The first is better than second, but it would be needed to add the keywords to every documention tiddler.
The second (in searchTerm) maybe isn’t good for rating. In the case presented by @Mohammad, the tiddler SystemTags would get less tag points than the tiddlers tagged with SystemTags. This is the reason because I talked about “top level” tags. I didn’t explain myself very well. In documentation there is something like a tags tree in the toc, it is possible get more points to “top level” (=general/generic) tags. And it is possible rebuild dynamically the tree/table for points-tags.

pmario · April 25, 2022, 7:31am

I think you where clear. … The problem is, that dynamically evaluating the “toc tree” is expensive in terms of cpu cycles. So it would need some type of indexing / caching to be fast.

Some more thought will be needed.

pmario · April 25, 2022, 9:39am

I did have a closer look at the core “search code”. It’s part of the wiki-store and it is regexp based. … Internally – if a regexp function “matches” a search term, there is a lot of “structural information” (context), that we “throw away” at the moment.

I think, we can store this contextual info, and make it available for filter functions. … So in theory the existing (and a bit of new ; ) “search code” should be able to create enough information to be able to create the following filter.

It could be: [!is[system]search:title<userInput>sortsub<rank>limit[250]]

The existing default search filter is: [!is[system]search:title<userInput>sort[title]limit[250]]

So the sortsub operator could use a new <<rank>> macro. <<rank>> should “only” be needed to make the info available, that search operator and its flags could create.

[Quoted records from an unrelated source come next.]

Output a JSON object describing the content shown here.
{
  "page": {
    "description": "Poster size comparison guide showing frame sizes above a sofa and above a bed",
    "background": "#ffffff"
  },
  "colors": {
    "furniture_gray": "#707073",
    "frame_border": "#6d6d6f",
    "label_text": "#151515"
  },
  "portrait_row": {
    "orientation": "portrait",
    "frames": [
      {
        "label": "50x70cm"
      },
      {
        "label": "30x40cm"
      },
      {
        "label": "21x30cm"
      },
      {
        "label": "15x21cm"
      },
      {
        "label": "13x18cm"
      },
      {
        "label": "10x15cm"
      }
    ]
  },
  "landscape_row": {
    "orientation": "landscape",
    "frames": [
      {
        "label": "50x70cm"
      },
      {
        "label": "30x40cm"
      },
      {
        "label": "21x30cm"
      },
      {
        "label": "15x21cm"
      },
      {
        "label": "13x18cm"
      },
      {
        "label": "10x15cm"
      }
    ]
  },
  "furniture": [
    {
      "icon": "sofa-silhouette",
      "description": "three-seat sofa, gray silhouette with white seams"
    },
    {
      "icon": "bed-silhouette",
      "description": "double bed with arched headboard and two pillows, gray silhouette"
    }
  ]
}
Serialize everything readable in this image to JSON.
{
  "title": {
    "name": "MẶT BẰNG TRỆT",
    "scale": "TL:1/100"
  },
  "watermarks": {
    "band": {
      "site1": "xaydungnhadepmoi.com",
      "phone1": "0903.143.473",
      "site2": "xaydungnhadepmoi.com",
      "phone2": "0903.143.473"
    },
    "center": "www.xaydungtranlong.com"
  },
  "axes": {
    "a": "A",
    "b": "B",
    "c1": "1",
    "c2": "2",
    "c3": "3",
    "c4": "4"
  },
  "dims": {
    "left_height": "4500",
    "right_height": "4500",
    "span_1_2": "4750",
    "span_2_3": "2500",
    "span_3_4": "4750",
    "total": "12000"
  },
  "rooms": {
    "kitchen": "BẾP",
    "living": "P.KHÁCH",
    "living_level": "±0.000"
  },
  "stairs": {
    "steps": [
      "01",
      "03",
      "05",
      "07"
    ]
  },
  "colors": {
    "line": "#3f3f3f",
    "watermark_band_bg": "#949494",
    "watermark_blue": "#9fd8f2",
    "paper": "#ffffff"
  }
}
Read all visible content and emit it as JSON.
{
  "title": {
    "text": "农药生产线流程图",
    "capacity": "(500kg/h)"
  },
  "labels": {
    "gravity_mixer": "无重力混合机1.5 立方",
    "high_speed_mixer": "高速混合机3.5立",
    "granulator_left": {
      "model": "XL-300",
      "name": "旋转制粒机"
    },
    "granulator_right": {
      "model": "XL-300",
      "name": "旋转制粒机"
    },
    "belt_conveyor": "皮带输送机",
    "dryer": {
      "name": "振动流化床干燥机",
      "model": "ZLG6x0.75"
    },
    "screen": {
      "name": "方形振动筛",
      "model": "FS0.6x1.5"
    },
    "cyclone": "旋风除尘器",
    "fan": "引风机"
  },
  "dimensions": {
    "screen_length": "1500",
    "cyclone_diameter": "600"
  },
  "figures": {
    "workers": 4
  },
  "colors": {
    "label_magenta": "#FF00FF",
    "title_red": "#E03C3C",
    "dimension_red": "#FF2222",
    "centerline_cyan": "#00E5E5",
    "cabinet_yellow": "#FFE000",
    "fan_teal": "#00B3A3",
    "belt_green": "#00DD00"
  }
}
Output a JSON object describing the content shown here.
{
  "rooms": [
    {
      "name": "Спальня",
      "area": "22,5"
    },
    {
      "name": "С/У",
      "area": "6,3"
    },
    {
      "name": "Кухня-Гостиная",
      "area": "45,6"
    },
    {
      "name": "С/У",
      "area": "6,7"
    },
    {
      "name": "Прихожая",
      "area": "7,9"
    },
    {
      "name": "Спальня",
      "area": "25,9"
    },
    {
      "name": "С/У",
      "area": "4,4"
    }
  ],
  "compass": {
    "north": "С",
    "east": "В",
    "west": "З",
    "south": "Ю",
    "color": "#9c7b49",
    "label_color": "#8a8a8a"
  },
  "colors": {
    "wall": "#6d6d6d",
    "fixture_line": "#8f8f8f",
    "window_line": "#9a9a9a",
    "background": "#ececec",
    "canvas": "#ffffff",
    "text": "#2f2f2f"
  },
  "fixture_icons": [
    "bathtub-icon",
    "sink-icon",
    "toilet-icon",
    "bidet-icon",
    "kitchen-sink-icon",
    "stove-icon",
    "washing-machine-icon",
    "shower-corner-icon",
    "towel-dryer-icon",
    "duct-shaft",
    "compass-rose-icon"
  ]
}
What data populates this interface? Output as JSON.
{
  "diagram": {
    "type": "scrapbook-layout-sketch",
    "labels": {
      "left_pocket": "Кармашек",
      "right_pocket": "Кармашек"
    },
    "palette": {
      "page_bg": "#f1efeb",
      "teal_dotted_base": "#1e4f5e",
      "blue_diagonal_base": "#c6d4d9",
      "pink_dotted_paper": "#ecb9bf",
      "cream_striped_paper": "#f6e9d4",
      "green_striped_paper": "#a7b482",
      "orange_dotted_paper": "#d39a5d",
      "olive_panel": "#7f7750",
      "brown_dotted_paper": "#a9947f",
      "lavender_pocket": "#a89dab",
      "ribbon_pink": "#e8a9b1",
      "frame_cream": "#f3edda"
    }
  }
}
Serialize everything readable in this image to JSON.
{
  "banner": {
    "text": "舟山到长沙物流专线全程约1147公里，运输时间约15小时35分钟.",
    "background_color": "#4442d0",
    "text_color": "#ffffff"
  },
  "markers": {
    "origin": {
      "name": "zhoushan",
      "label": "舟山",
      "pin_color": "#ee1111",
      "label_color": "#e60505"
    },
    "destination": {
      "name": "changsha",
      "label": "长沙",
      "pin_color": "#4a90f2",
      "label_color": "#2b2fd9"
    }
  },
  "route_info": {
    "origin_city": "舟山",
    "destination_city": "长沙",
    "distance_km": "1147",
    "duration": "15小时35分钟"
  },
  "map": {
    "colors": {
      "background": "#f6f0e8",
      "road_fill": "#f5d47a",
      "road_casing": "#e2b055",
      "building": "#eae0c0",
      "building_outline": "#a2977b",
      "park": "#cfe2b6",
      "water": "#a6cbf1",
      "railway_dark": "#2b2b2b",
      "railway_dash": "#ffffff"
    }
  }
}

So potentially “expensive” tiddler processing should only needed once.

At least, that’s the idea. … I’ll create a GitHub issue with more “dev speech” soon.

TiddlyTitch · April 25, 2022, 10:27am

Very true!

As a person who loves regular expressions I sometimes wonder if the solution here is teaching best use of regex?

Obviously TW is more than regex. But I think it a valid question to ask?

Just a query, TT.

TW_Tones · June 10, 2022, 11:12am

After revisiting this subject I had a thought, rather than trying to rate all tiddlers, what if the author of the wiki could indicate perhaps with a tag 'key terms", as per @pmario test such as field, tag, title, add, delete, save, tiddler, widget and the very top of search results first searches key terms. this would help with any wiki where a subset of terms will be found everywhere and yet also a common subject of searches. It would allow the author to “separate the wheat from the chaff”, optionally we could also set a ranking on these.

Ths method would allow tiddlywiki.com to seperate the tiddlers about key terms from there use elsewhere and satisfy the OT, yet also help others address the same problem when it arises in their own wiki.

Here is a hacked example search key terms.json (419 Bytes)

Tag some tiddlers as “key term”
interesting when you go to do this you find we do not necessarily have a tiddler that provides guidance on such key terms.
I would like to see these additional tabs under search to not even display if there were no matches.

TW_Tones · April 27, 2023, 12:48pm

I would suggest rating and promoting is helpful but of the information is not there at is still not visible.

I have seen dozens of gaps in information we also need to fill. One day I will package some.